Wednesday 19 February 2014

Feeling 'anti-nostalgic'

I spend quite a lot of my adult life feeling nostalgic. We talk about things that we miss and how amazing our childhoods were. We talk about the sweets we used to be able to buy, the games we used to play and the songs we used to listen to. I've heard myself utter the words "back in the day...." several times recently and I feel distinctly old because of it.

However, there are certain things that I am glad stayed in the nineties. Things that make me glad that times have changed and we have moved on. Here are some of these things...

• The Internet.
Remember picking up the telephone when someone was using the crappy old dial up Internet in a different room? You'd practically be deafened by screeches that  sounded like 100 cats being brutally murdered. What the hell was that noise?! The Internet would take ages to connect, again with a completely bizarre noise (you're doing that noise in your head now, aren't you?!). Web pages were only in Times New Roman and routinely took 15 minutes to load. Not good.


• Hair accessories. 
Remember when fluorescent scrunchies and crushed velvet scrunchies were all the rage? Hmm massive fashion error. Remember owning every colour of butterfly clip and clipping them in all over your hair when you were going out somewhere smart? Even more dodgy was the hair mascara we'd smear on in the hope of looking cool and fashionable. I mean, really? Hair mascara? Who thought of that?
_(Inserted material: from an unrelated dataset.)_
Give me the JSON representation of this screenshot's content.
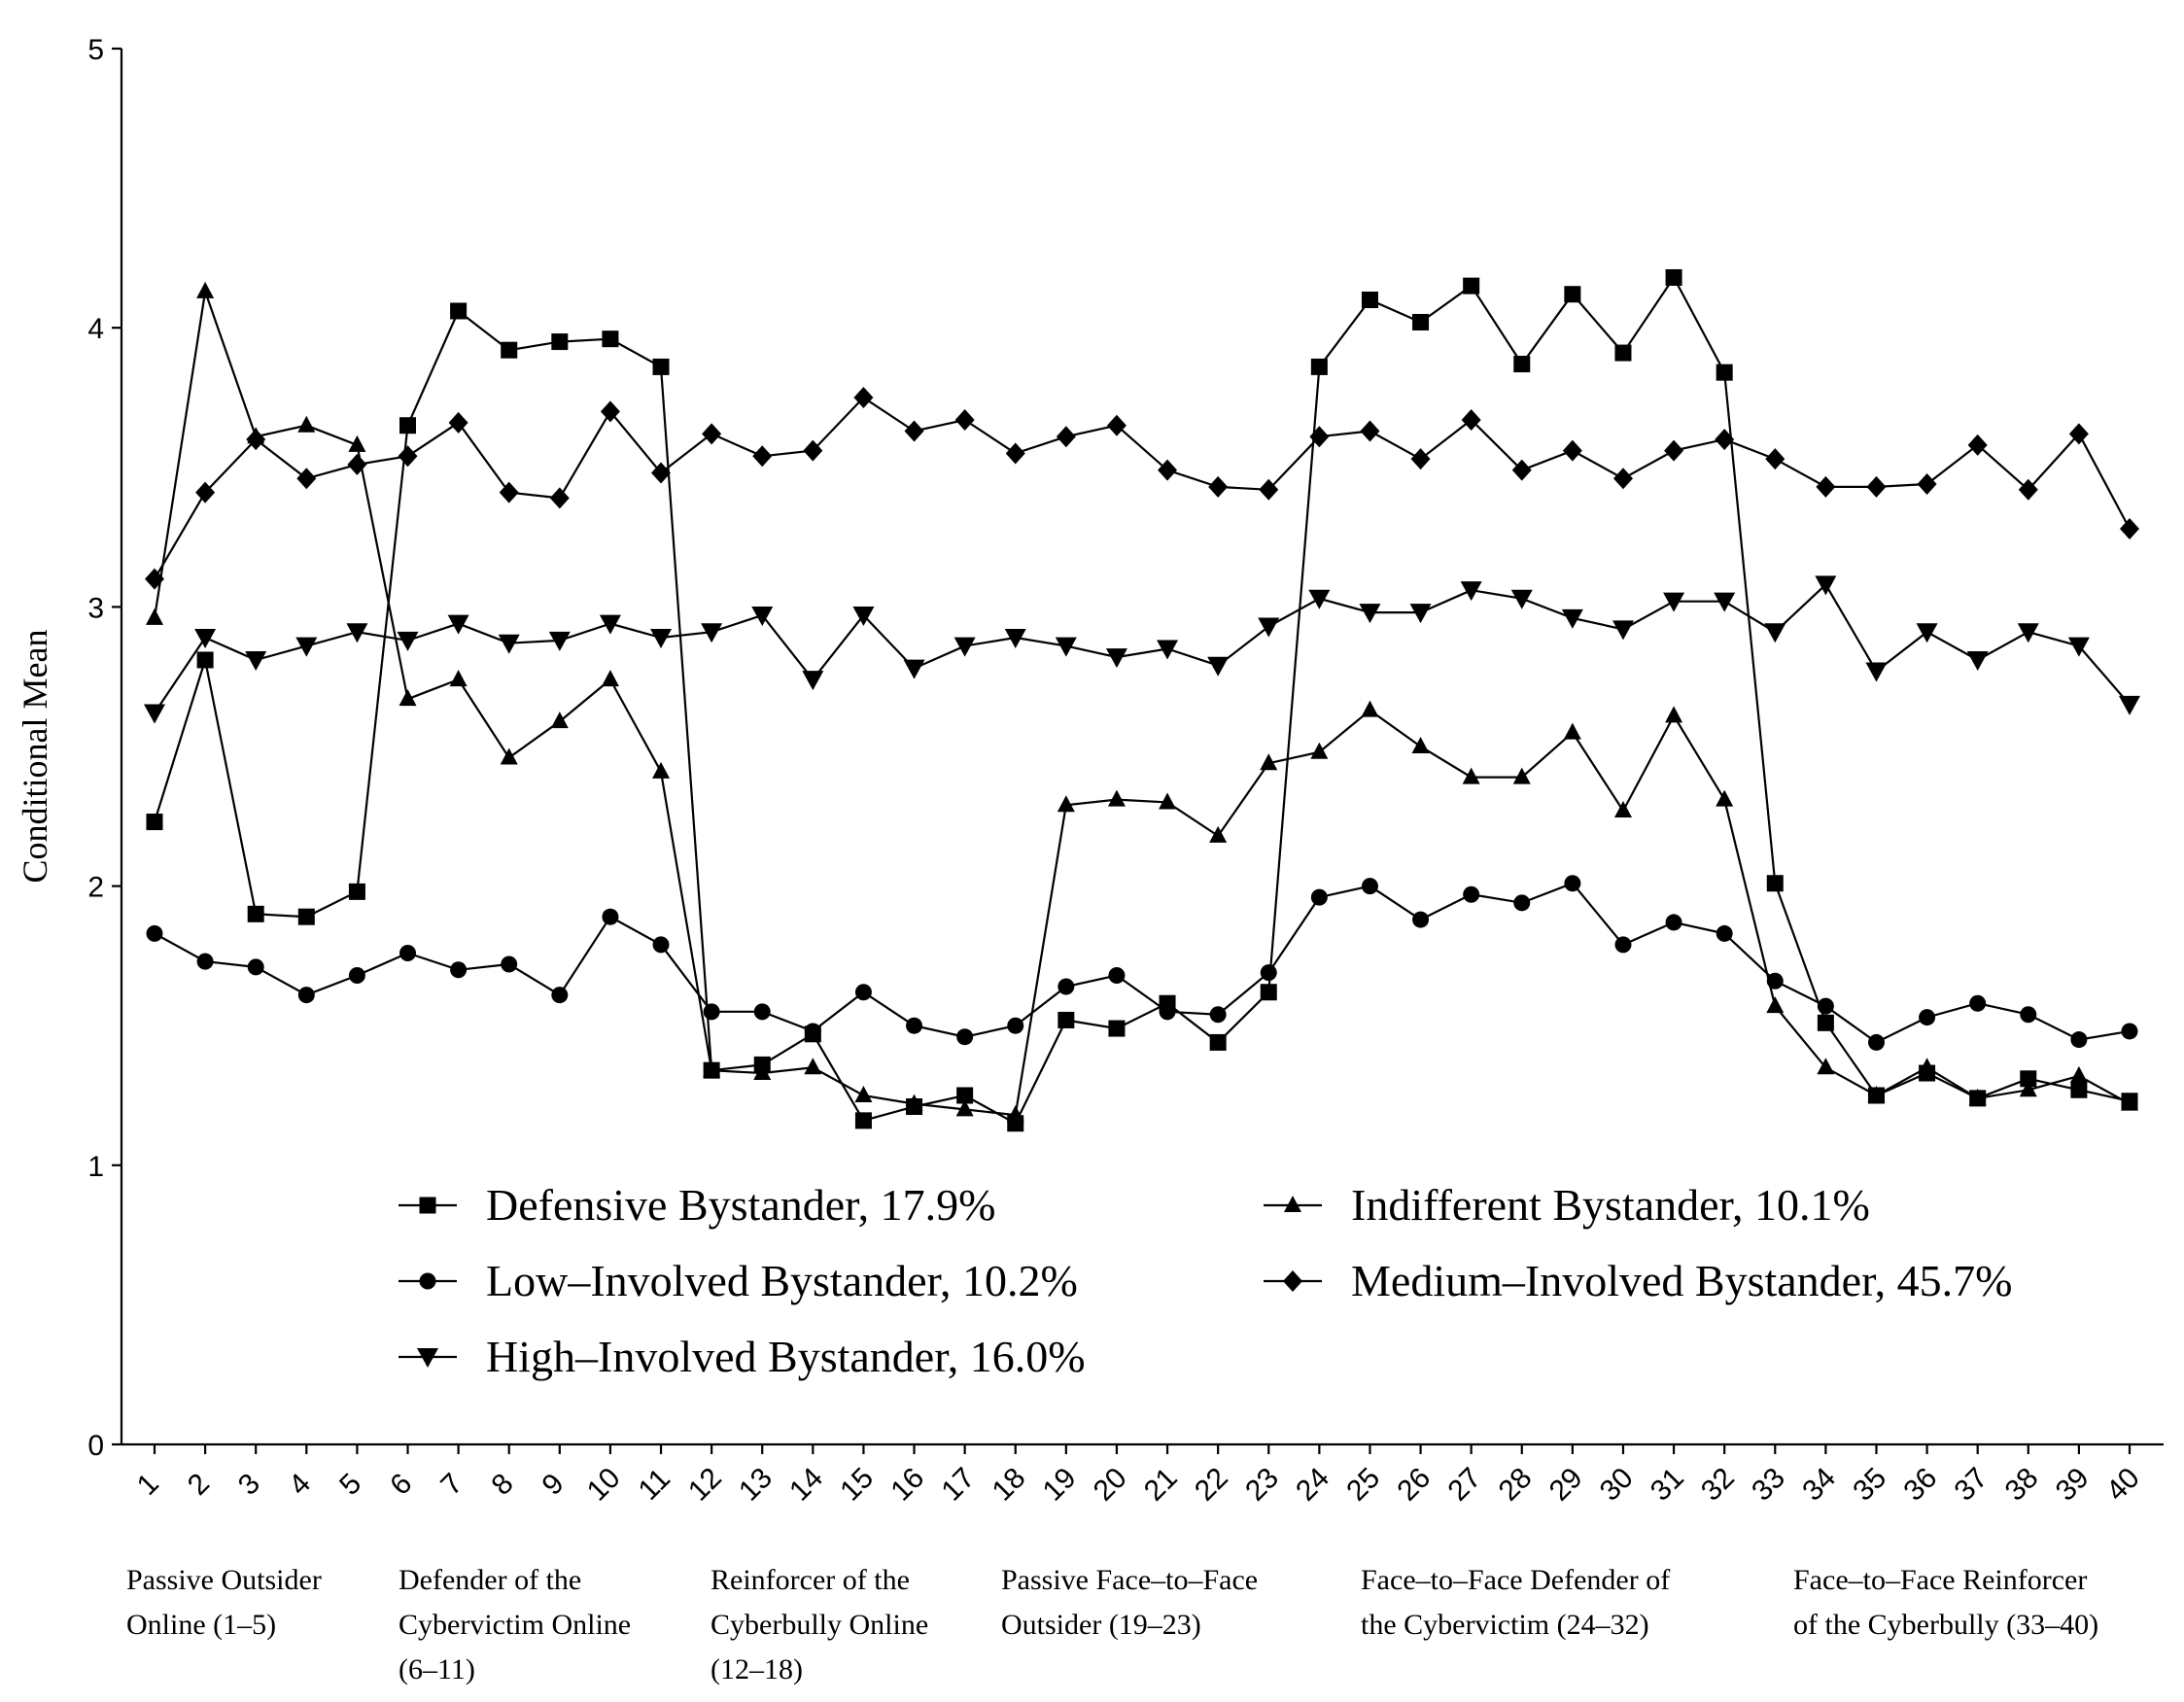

3. Photos. Remember when you used to pay £8.99 for 24 prints in Boots and you had to wait a week to pick them up? Then when you got there you'd be so excited you wouldn't make it out of the shop before opening the envelope to have a look only to find that every picture was blurred because the flash hadn't worked? No clicking a button to remove red eyes or Instagram filters to improve your complexion. Just rubbish photos that cost a bloody fortune.


• Teletext
You know when you want to check the premier league table you can do it on your mobile in approximately 30 seconds? Or even better, ask Siri to find it for you. Well remember the days when you had to use teletext. First you had to find sport, then football, then league tables and then it'd come up with '2/15 Division One' at the top of the screen. You had 14 other leagues to get through before the Premier League was back on...there was no way of flicking through them, you just had to wait it out. Then when, after 8 long minutes you finally got there, if you didn't press the hold button quick enough, you had to wait another 8 long minutes to see it again. Yawn.


• Encyclopaedias. 
Yes, these boring books may have been good to find out the names of the past Kings of England or how many bones a diplodocus skeleton has, but they couldn't answer questions as quickly and as accurately as Google, let's be honest. Homework projects took forever, made especially difficult if you struggled with alphabetical order. What a waste of my time. Children of today don't know how easy they have it when they can just copy and paste a Wikipedia page for their homework. Jealous.


• Dodgy jewellery. 
Anklets, tattoo chokers and toe rings. I really don't have to say any more.


•Cassettes.
Remember when you wanted to rewind a tape you had to turn it over and fast forward the other side?! Seriously why not just add a rewind button? And then there was this...
Taping the Top 40 on a Sunday without getting the presenters voices in was a real skill. Thank the Lord for iTunes. 

• Some serious fashion disasters. Slouchy socks, fluorescent everything, shell suits, tracksuits, a lot of velvet. Just awful. Really, really awful. I owned one of these for goodness' sake. I thought I looked nice. 

• The first mobiles. 
Remember the pull out aerials? The scratch off panel you needed to top up your phone on pay as you go? The crashed phone lines on Christmas Day as everyone tried to top up at the same time and the crowded networks every New Year's Eve? Interchangeable covers that you'd happily spend £30 on because it was 'so clever' and such a novelty? SIM cards that only stored 10 messages, so my teenage life was spent debating over which 9 messages were most important to keep! I'll never moan about my 14GB storage on my iPhone again.


So you see, it wasn't all good. We need to be more thankful for Google, Siri and Apple. We moan that the youth of today are obsessed with technology and no longer socialise like we used to but I'll be honest, I'm just glad they've stopped wearing hair mascara and toe rings.